Discovering Contentment in Life: Radical Self-Acceptance and Self-Awareness
When we find “the one,” we experience a high from the knowledge that this magnificent person finds something admirable in us. We accept them without conditions (for a while). Any defects or imperfections are invisible to us.
After a little while, the euphoria’s mist lifts. We start to grow impatient with each other over seemingly insignificant things, and emotions of unhappiness progressively permeate our relationships. This article elaborates on how you can develop or find contentment in life by making a conscious effort to control your body’s mental and physical reactions to various events in your relationship through self-awareness and self-acceptance.
Something with biology
The pleasure we experience at the beginning of a relationship is the result of a brief surge in hormones and biochemicals created to ensure the survival of our species. We remain attracted to each other thanks to these hormones. They have an impact on our emotions and our thinking, which is why we initially find certain quirks endearing but subsequently find them annoying.
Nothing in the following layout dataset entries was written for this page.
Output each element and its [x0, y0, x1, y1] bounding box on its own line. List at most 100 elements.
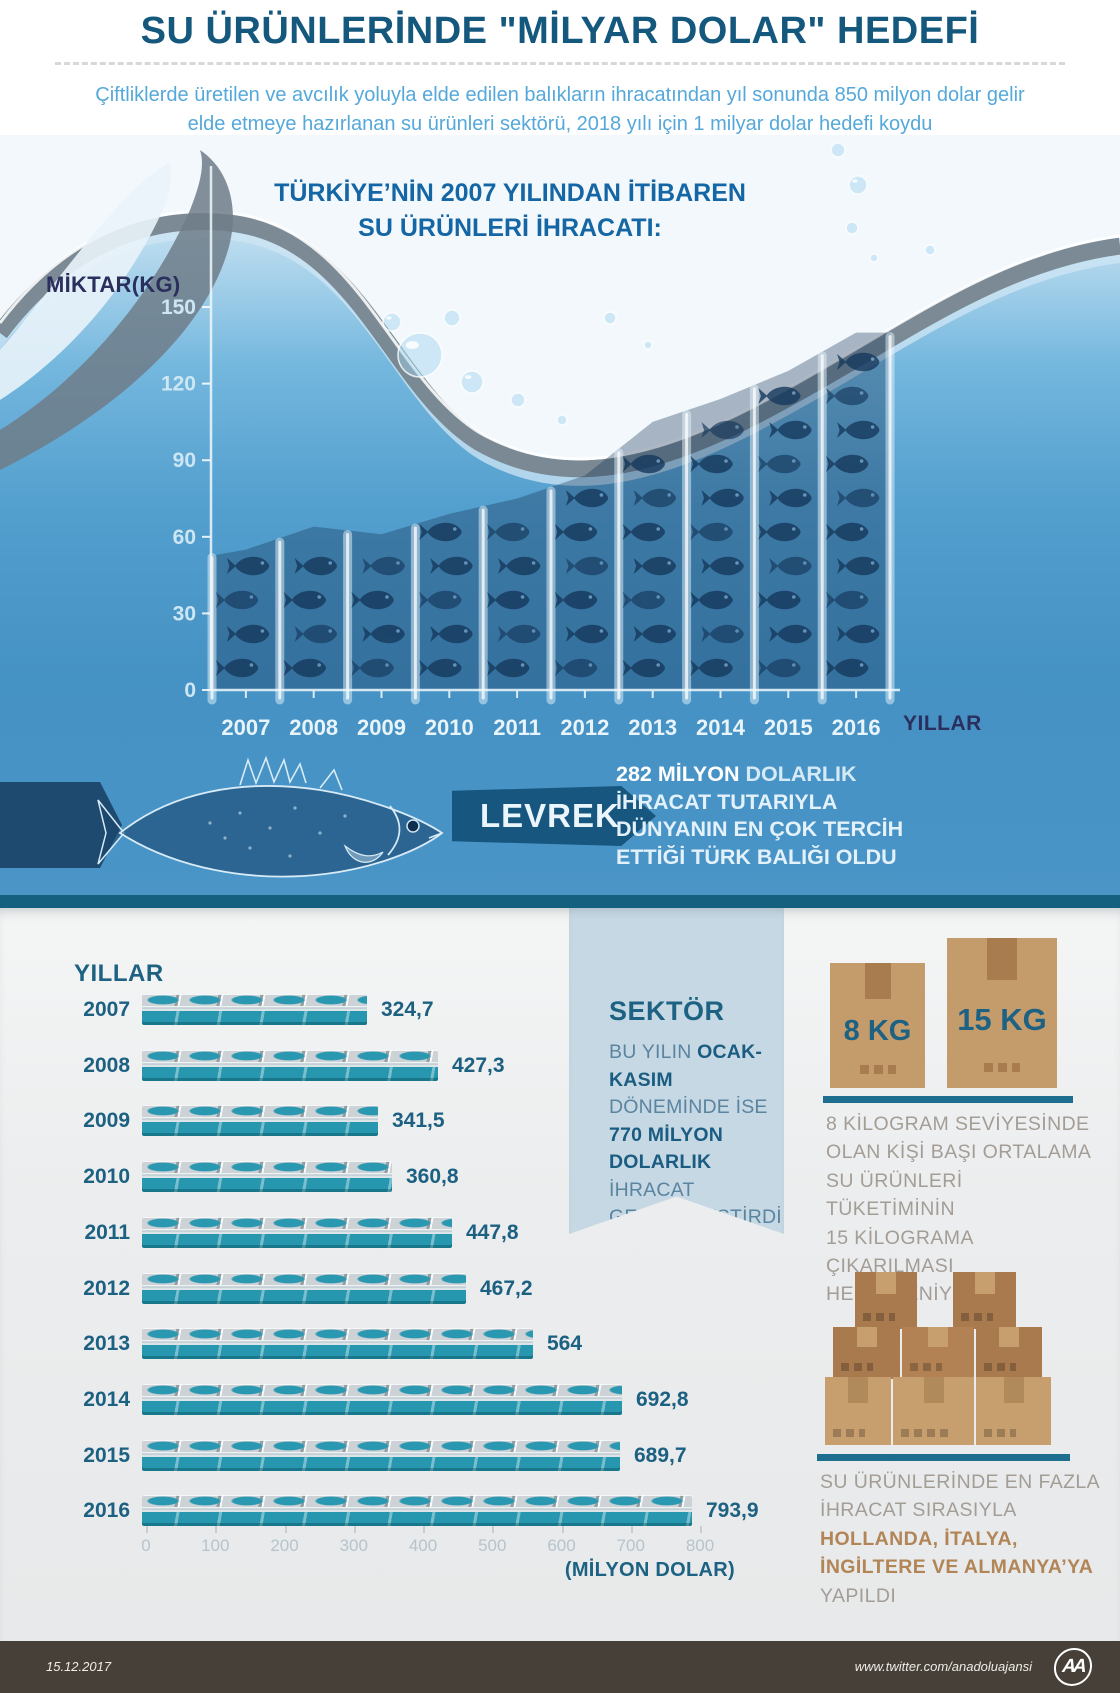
cardboard-box [833, 1327, 900, 1379]
money-bar [142, 1328, 533, 1359]
kg-line2: OLAN KİŞİ BAŞI ORTALAMA [826, 1141, 1092, 1164]
money-bar [142, 1495, 692, 1526]
money-value-label: 360,8 [406, 1165, 459, 1188]
money-year-label: 2013 [83, 1332, 130, 1355]
money-value-label: 427,3 [452, 1054, 505, 1077]
kg-line3: SU ÜRÜNLERİ TÜKETİMİNİN [826, 1169, 963, 1221]
money-bar [142, 1384, 622, 1415]
cardboard-box [825, 1377, 891, 1445]
export-paragraph: SU ÜRÜNLERİNDE EN FAZLA İHRACAT SIRASIYL… [820, 1468, 1110, 1610]
dashed-divider [55, 62, 1065, 65]
money-year-label: 2011 [84, 1221, 130, 1244]
money-year-label: 2016 [83, 1499, 130, 1522]
levrek-amount: 282 MİLYON [616, 762, 740, 786]
levrek-banner: LEVREK [452, 786, 656, 846]
cardboard-box [902, 1327, 974, 1379]
money-bar [142, 1161, 392, 1192]
export-line2: İHRACAT SIRASIYLA [820, 1499, 1017, 1522]
cardboard-box [855, 1272, 917, 1329]
footer-date: 15.12.2017 [46, 1659, 112, 1674]
money-year-label: 2009 [83, 1109, 130, 1132]
money-year-label: 2007 [83, 998, 130, 1021]
money-chart-row: 2012 467,2 [0, 1267, 1120, 1311]
money-bar [142, 1440, 620, 1471]
money-year-label: 2014 [83, 1388, 130, 1411]
money-value-label: 564 [547, 1332, 583, 1355]
cardboard-box [893, 1377, 974, 1445]
money-x-tick [700, 1526, 702, 1533]
money-value-label: 689,7 [634, 1444, 687, 1467]
footer-twitter-handle: www.twitter.com/anadoluajansi [854, 1659, 1032, 1674]
money-year-label: 2010 [83, 1165, 130, 1188]
money-year-label: 2012 [83, 1277, 130, 1300]
money-chart-row: 2007 324,7 [0, 988, 1120, 1032]
box-dots [984, 1063, 1020, 1072]
money-x-tick-label: 500 [478, 1536, 507, 1555]
footer-bar [0, 1641, 1120, 1693]
box-dots [860, 1065, 896, 1074]
box-8kg-label: 8 KG [843, 1015, 912, 1047]
intro-text-line1: Çiftliklerde üretilen ve avcılık yoluyla… [95, 84, 1025, 106]
money-chart-row: 2015 689,7 [0, 1434, 1120, 1478]
money-x-tick [353, 1526, 356, 1533]
sektor-line3: 770 MİLYON DOLARLIK [609, 1123, 723, 1174]
money-value-label: 447,8 [466, 1221, 519, 1244]
money-value-label: 692,8 [636, 1388, 689, 1411]
money-x-tick [284, 1526, 287, 1533]
kg-line4: 15 KİLOGRAMA ÇIKARILMASI [826, 1226, 973, 1278]
money-value-label: 324,7 [381, 998, 434, 1021]
money-year-label: 2008 [83, 1054, 130, 1077]
levrek-amount-suffix: DOLARLIK [739, 762, 857, 786]
money-chart-row: 2013 564 [0, 1322, 1120, 1366]
teal-divider [823, 1096, 1073, 1103]
money-bar [142, 994, 367, 1025]
money-x-tick-label: 700 [616, 1536, 645, 1555]
money-value-label: 341,5 [392, 1109, 445, 1132]
kg-line1: 8 KİLOGRAM SEVİYESİNDE [826, 1113, 1090, 1135]
money-year-label: 2015 [83, 1444, 130, 1467]
money-bar [142, 1105, 378, 1136]
water-chart-title-line2: SU ÜRÜNLERİ İHRACATI: [358, 214, 662, 242]
export-line5: YAPILDI [820, 1584, 897, 1607]
export-line4: İNGİLTERE VE ALMANYA’YA [820, 1556, 1094, 1579]
y-axis-title: MİKTAR(KG) [46, 272, 181, 297]
money-chart-xlabel: (MİLYON DOLAR) [564, 1559, 735, 1581]
money-x-tick-label: 800 [685, 1536, 715, 1555]
money-x-tick [492, 1526, 495, 1533]
cardboard-box [976, 1327, 1042, 1379]
water-chart-title-line1: TÜRKİYE’NİN 2007 YILINDAN İTİBAREN [274, 179, 746, 207]
money-x-tick-label: 200 [270, 1536, 299, 1555]
page-title: SU ÜRÜNLERİNDE "MİLYAR DOLAR" HEDEFİ [140, 10, 980, 52]
intro-text-line2: elde etmeye hazırlanan su ürünleri sektö… [187, 113, 933, 135]
cardboard-box [976, 1377, 1051, 1445]
money-bar [142, 1217, 452, 1248]
money-x-tick [630, 1526, 633, 1533]
box-8kg: 8 KG [830, 963, 925, 1088]
money-x-tick-label: 300 [339, 1536, 368, 1555]
export-line3: HOLLANDA, İTALYA, [820, 1527, 1018, 1550]
box-tape [987, 938, 1017, 980]
levrek-line3: DÜNYANIN EN ÇOK TERCİH [616, 817, 904, 841]
levrek-description: 282 MİLYON DOLARLIK İHRACAT TUTARIYLA DÜ… [616, 761, 966, 871]
money-x-tick [561, 1526, 564, 1533]
money-chart-row: 2009 341,5 [0, 1099, 1120, 1143]
money-bar [142, 1273, 466, 1304]
sektor-line4: İHRACAT [609, 1178, 695, 1201]
money-value-label: 467,2 [480, 1277, 533, 1300]
money-x-tick [423, 1526, 425, 1533]
money-value-label: 793,9 [706, 1499, 759, 1522]
money-x-tick [215, 1526, 218, 1533]
money-chart-row: 2014 692,8 [0, 1378, 1120, 1422]
box-15kg: 15 KG [947, 938, 1057, 1088]
section-separator [0, 895, 1120, 908]
money-chart-row: 2008 427,3 [0, 1044, 1120, 1088]
money-chart-row: 2010 360,8 [0, 1155, 1120, 1199]
sektor-line2: DÖNEMİNDE İSE [609, 1096, 768, 1118]
sektor-title: SEKTÖR [609, 996, 725, 1026]
levrek-banner-label: LEVREK [480, 797, 620, 834]
money-x-tick-label: 0 [141, 1536, 151, 1555]
water-chart-title: TÜRKİYE’NİN 2007 YILINDAN İTİBAREN SU ÜR… [0, 176, 1020, 246]
export-line1: SU ÜRÜNLERİNDE EN FAZLA [820, 1471, 1101, 1493]
money-x-tick [146, 1526, 148, 1533]
box-tape [864, 963, 891, 999]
These love chemicals suppress those all-too-familiar critical, self-defeating thoughts for a period in order to preserve the species. However, after our bodies return to their normal state, we are left to negotiate the wide spectrum of human emotions, which seem so challenging to us and keep us feeling uneasy.
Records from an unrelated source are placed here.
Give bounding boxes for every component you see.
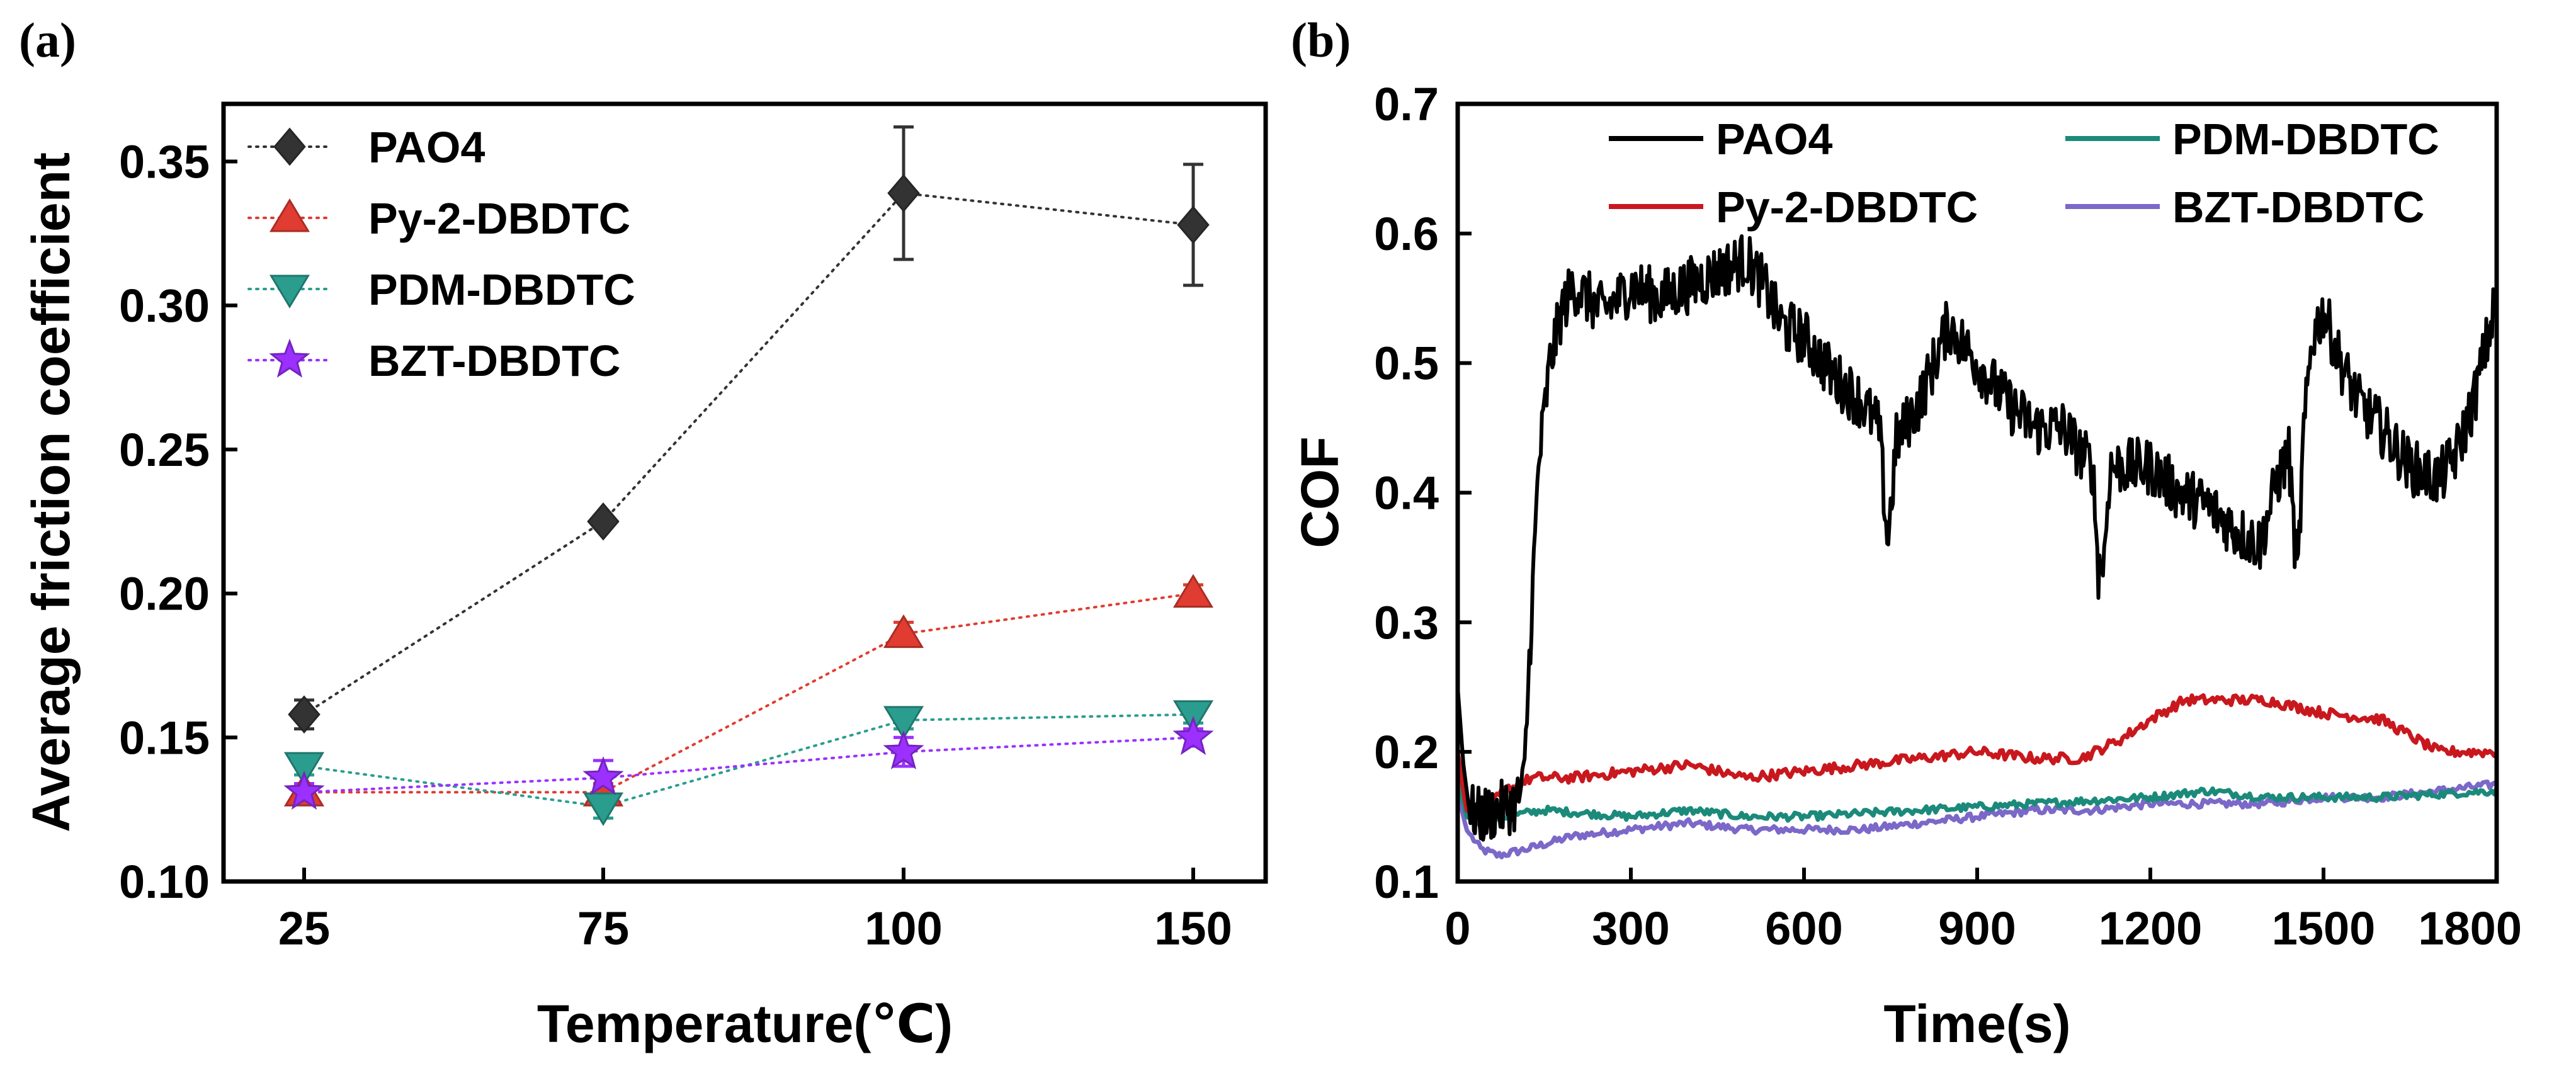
chart-b-lines [1455,234,2499,859]
legend-label: Py-2-DBDTC [368,194,630,243]
y-tick-label: 0.7 [1374,78,1439,130]
y-tick-label: 0.6 [1374,208,1439,260]
x-tick-label: 150 [1154,902,1232,955]
chart-a-ticks: 0.10 0.15 0.20 0.25 0.30 0.35 25 75 100 150 [119,135,1232,955]
chart-a-ylabel: Average friction coefficient [21,152,81,832]
y-tick-label: 0.3 [1374,596,1439,649]
chart-b-ticks: 0.1 0.2 0.3 0.4 0.5 0.6 0.7 0 300 600 900 1200 1500 1… [1374,78,2522,955]
chart-a-connectors [303,191,1194,808]
x-tick-label: 25 [278,902,330,955]
x-tick-label: 1200 [2099,902,2203,955]
panel-label-a: (a) [19,13,76,67]
chart-b-legend: PAO4 Py-2-DBDTC PDM-DBDTC BZT-DBDTC [1609,115,2439,232]
y-tick-label: 0.20 [119,568,210,620]
x-tick-label: 1800 [2418,902,2522,955]
y-tick-label: 0.2 [1374,726,1439,778]
y-tick-label: 0.10 [119,856,210,908]
chart-b-plot-frame [1455,101,2499,884]
data-point-PDM-DBDTC [582,792,624,826]
legend-marker [269,275,310,309]
x-tick-label: 600 [1765,902,1842,955]
x-tick-label: 0 [1444,902,1470,955]
series-line-BZT-DBDTC [303,736,1194,794]
y-tick-label: 0.15 [119,711,210,764]
x-tick-label: 900 [1938,902,2016,955]
series-line-PDM-DBDTC [303,713,1194,808]
series-line-Py-2-DBDTC [303,592,1194,794]
legend-label: PAO4 [368,123,485,172]
data-point-PAO4 [288,695,321,734]
chart-a-legend: PAO4 Py-2-DBDTC PDM-DBDTC BZT-DBDTC [247,123,635,385]
legend-label: PDM-DBDTC [368,265,635,314]
chart-b-ylabel: COF [1290,436,1349,548]
legend-marker [269,338,310,378]
series-line-PAO4 [1456,234,2499,842]
data-point-PDM-DBDTC [883,706,924,740]
y-tick-label: 0.35 [119,135,210,188]
data-point-BZT-DBDTC [883,730,924,769]
data-point-BZT-DBDTC [283,770,325,810]
legend-label: BZT-DBDTC [2172,183,2424,232]
data-point-PAO4 [1177,205,1210,244]
legend-label: PAO4 [1716,115,1832,164]
chart-b: 0.1 0.2 0.3 0.4 0.5 0.6 0.7 0 300 600 900 1200 1500 1… [1290,78,2522,1053]
x-tick-label: 300 [1592,902,1669,955]
data-point-Py-2-DBDTC [1172,574,1214,608]
chart-a-xlabel: Temperature(℃) [537,994,953,1053]
y-tick-label: 0.5 [1374,337,1439,390]
data-point-Py-2-DBDTC [883,614,924,649]
legend-label: Py-2-DBDTC [1716,183,1978,232]
legend-label: BZT-DBDTC [368,336,620,385]
y-tick-label: 0.1 [1374,856,1439,908]
y-tick-label: 0.30 [119,280,210,332]
chart-b-xlabel: Time(s) [1883,994,2070,1053]
x-tick-label: 75 [577,902,629,955]
chart-a-markers [283,174,1214,826]
legend-marker [273,127,306,166]
x-tick-label: 100 [865,902,942,955]
data-point-BZT-DBDTC [1172,716,1214,756]
data-point-BZT-DBDTC [582,756,624,796]
data-point-PAO4 [887,174,920,213]
legend-label: PDM-DBDTC [2172,115,2439,164]
y-tick-label: 0.25 [119,424,210,476]
data-point-PAO4 [587,502,620,541]
panel-label-b: (b) [1291,13,1351,67]
chart-a-plot-frame [221,101,1268,884]
x-tick-label: 1500 [2272,902,2376,955]
y-tick-label: 0.4 [1374,467,1439,519]
legend-marker [269,198,310,232]
data-point-PDM-DBDTC [283,752,325,786]
series-line-PDM-DBDTC [1455,777,2499,829]
series-line-Py-2-DBDTC [1455,693,2499,823]
series-line-PAO4 [303,191,1194,716]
Discovering Contentment in Life
We are all familiar with the heaviness in the chest that comes along with guilt or responsibility sentiments. Nearly everyone is familiar with the horrible sensation in the pit of the stomach that humiliation causes. When we are furious or resentful, our chests still burn hot and painful. We seek external means to prevent us from experiencing these negative emotions and to make us feel better. We frequently look on our partners to provide us with comfort, and when they disappoint us or are the cause of our sentiments in the first place, we get upset.
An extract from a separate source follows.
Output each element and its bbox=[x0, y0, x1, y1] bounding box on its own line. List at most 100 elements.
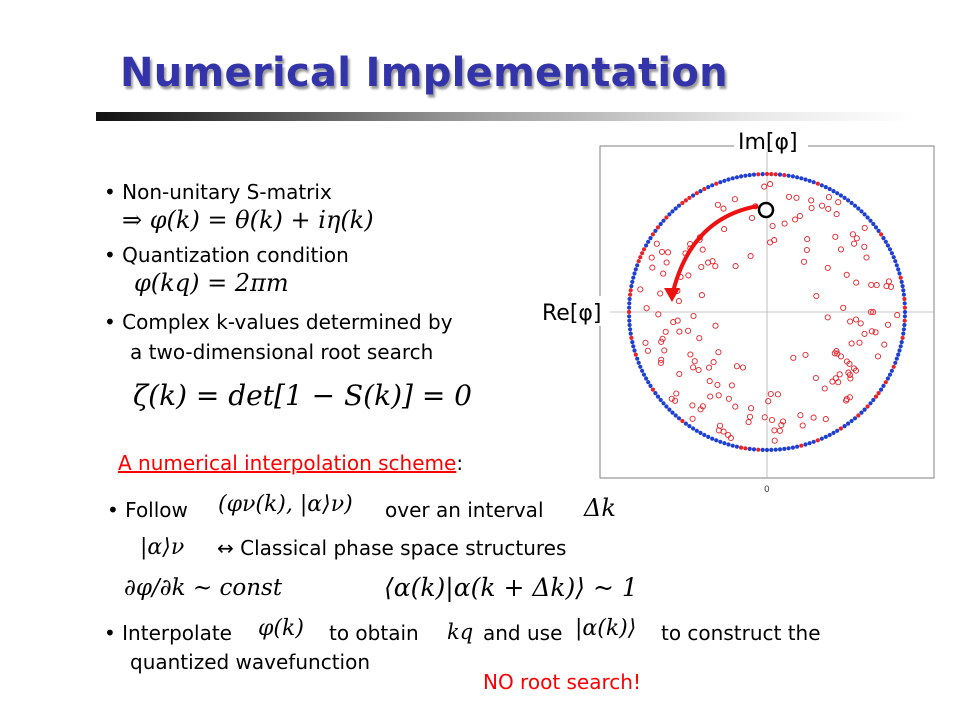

The majority of individuals, however, are unaware that these feelings and the bodily sensations that go along with them are actually memories because they lack self-awareness. That is to say, our body learnt to react with stress to any indication of annoyance, rejection, disappointment, or alienation from our primary caregivers long ago when maintaining a connection with them was literally a matter of life and death. We remember and recall these apparent disconnections as well as our bodily reactions as a matter of survival. But how is stress related to feelings?
Stress, emotions, and survival
The hormones and biochemicals the body releases when the stress response is triggered are significantly different from those that are released when we are falling in love. The survival reaction releases these molecular messengers, which cause discomfort in our bodies and are intended to signal danger and prompt an action to save our lives—fight or run.
We can’t do either in childhood, when these reactions are first encountered and remembered, so we freeze and instead, we adapt. The ability to adapt is a trait shared by all people. Beginning in the earliest stages of life, it initially helps us (after all, if Daddy tells us not to cry or he’ll give us something to cry about, we learn to suck it up), but over time, it causes issues.